The subversion charges appear to contradict repeated government claims that rebels who say they are fighting to free the fiercely Islamic province from Jakarta rule are nothing more than common criminals with no political motives.

A spokesman at the state prosecutor's office in Banda Aceh told Reuters by telephone on Wednesday the trials would be in three cities in Aceh and neighbouring North Sumatra.

"Of course they will be tried for subversion, that's perfectly clear," he said.

Rebels calling themselves the Aceh Sumatra Liberation Front have led an 18-month insurgency.

Jakarta sent some 14,000 troops into trouble areas according to military sources. Civilians complain of brutality by troops and rebels.

A military doctor said at the height of the conflict in November that over 1,000 people had been killed.

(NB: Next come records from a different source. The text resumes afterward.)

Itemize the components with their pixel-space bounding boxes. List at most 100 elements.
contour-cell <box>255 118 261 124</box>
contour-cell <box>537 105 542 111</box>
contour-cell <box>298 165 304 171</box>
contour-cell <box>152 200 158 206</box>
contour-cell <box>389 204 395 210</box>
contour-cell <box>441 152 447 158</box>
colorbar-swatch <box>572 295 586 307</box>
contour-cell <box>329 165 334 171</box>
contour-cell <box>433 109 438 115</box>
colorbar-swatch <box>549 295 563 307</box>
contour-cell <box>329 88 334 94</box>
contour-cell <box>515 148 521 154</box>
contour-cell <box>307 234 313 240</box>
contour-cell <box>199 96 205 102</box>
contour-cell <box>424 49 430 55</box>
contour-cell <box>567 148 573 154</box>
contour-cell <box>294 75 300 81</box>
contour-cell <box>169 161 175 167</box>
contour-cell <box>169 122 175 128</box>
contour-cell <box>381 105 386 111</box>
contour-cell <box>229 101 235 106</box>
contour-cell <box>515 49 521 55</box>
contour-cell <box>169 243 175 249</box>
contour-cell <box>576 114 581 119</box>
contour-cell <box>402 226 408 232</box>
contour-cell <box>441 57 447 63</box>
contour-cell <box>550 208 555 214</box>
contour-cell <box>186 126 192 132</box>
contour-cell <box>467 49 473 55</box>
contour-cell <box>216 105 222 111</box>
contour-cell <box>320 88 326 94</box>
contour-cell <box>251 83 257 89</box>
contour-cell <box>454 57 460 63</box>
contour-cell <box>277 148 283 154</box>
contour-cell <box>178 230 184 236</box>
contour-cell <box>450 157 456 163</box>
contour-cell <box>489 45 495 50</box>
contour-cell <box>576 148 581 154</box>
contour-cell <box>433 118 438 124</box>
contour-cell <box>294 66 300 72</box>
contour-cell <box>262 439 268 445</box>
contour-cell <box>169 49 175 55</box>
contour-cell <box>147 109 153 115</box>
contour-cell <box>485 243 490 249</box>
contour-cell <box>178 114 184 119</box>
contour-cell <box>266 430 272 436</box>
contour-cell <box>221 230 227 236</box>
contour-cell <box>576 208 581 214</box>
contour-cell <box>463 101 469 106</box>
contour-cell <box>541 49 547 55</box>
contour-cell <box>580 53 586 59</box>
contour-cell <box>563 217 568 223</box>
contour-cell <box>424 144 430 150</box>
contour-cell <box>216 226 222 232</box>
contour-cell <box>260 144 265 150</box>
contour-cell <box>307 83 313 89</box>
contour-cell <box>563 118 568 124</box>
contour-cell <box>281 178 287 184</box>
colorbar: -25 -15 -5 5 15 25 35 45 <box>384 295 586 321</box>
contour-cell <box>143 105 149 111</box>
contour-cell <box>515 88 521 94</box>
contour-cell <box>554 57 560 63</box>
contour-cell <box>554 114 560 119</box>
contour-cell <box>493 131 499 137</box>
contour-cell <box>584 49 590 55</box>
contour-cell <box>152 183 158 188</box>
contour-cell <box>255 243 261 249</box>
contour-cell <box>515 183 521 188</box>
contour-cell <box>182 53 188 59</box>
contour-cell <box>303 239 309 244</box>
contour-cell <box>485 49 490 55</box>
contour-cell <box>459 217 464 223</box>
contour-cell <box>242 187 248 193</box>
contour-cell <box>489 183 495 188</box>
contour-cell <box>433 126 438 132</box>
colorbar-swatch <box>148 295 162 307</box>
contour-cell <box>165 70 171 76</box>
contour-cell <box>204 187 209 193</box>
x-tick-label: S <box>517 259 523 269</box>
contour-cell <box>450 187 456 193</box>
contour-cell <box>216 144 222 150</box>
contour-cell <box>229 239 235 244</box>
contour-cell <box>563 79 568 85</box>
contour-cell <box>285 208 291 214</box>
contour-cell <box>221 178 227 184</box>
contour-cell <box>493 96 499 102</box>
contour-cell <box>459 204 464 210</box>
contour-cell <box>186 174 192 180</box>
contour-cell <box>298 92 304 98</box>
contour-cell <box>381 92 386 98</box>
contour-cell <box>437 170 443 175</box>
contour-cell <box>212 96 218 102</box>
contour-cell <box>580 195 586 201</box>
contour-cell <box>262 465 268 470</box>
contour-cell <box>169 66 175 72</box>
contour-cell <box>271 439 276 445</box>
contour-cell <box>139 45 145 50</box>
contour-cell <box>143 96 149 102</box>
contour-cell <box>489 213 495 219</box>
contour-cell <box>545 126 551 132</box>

Sources in Banda Aceh said the violence was lessening. They said rebels killed two people this week and several school buildings, including an Islamic boarding school, had been set on fire.

The official Antara news agency on Tuesday quoted a Banda Aceh police official as saying rebels had torched 12 educational institutions, including a university, in the last eight months.

Independent political observers in Banda Aceh said they thought it unlikely the rebels would do anything so unpopular.

"An Islamic school, imagine! They are not so stupid. Everyone here believes it is the other side (the military) doing it to try and discredit the rebels," said one.

"Apart from anything else, the worthy soldiers are out there the very next day conspicuously rebuilding the school." He said such tactics were common. "And we will see a lot more of this as the trials go on."

Hundreds have been arrested during the rebellion. Many were quickly released but some are being detained indefinitely with no information given to their families.

The prosecutor's office spokesman would not give the names of those to be tried. Local sources said they expected one or two intellectual masterminds to be included in a batch dominated by gun-toting front-line rebels.

Antara reported on Wednesday that two Islamic religious figures had abandoned the rebels and turned themselves in to the Aceh authorities.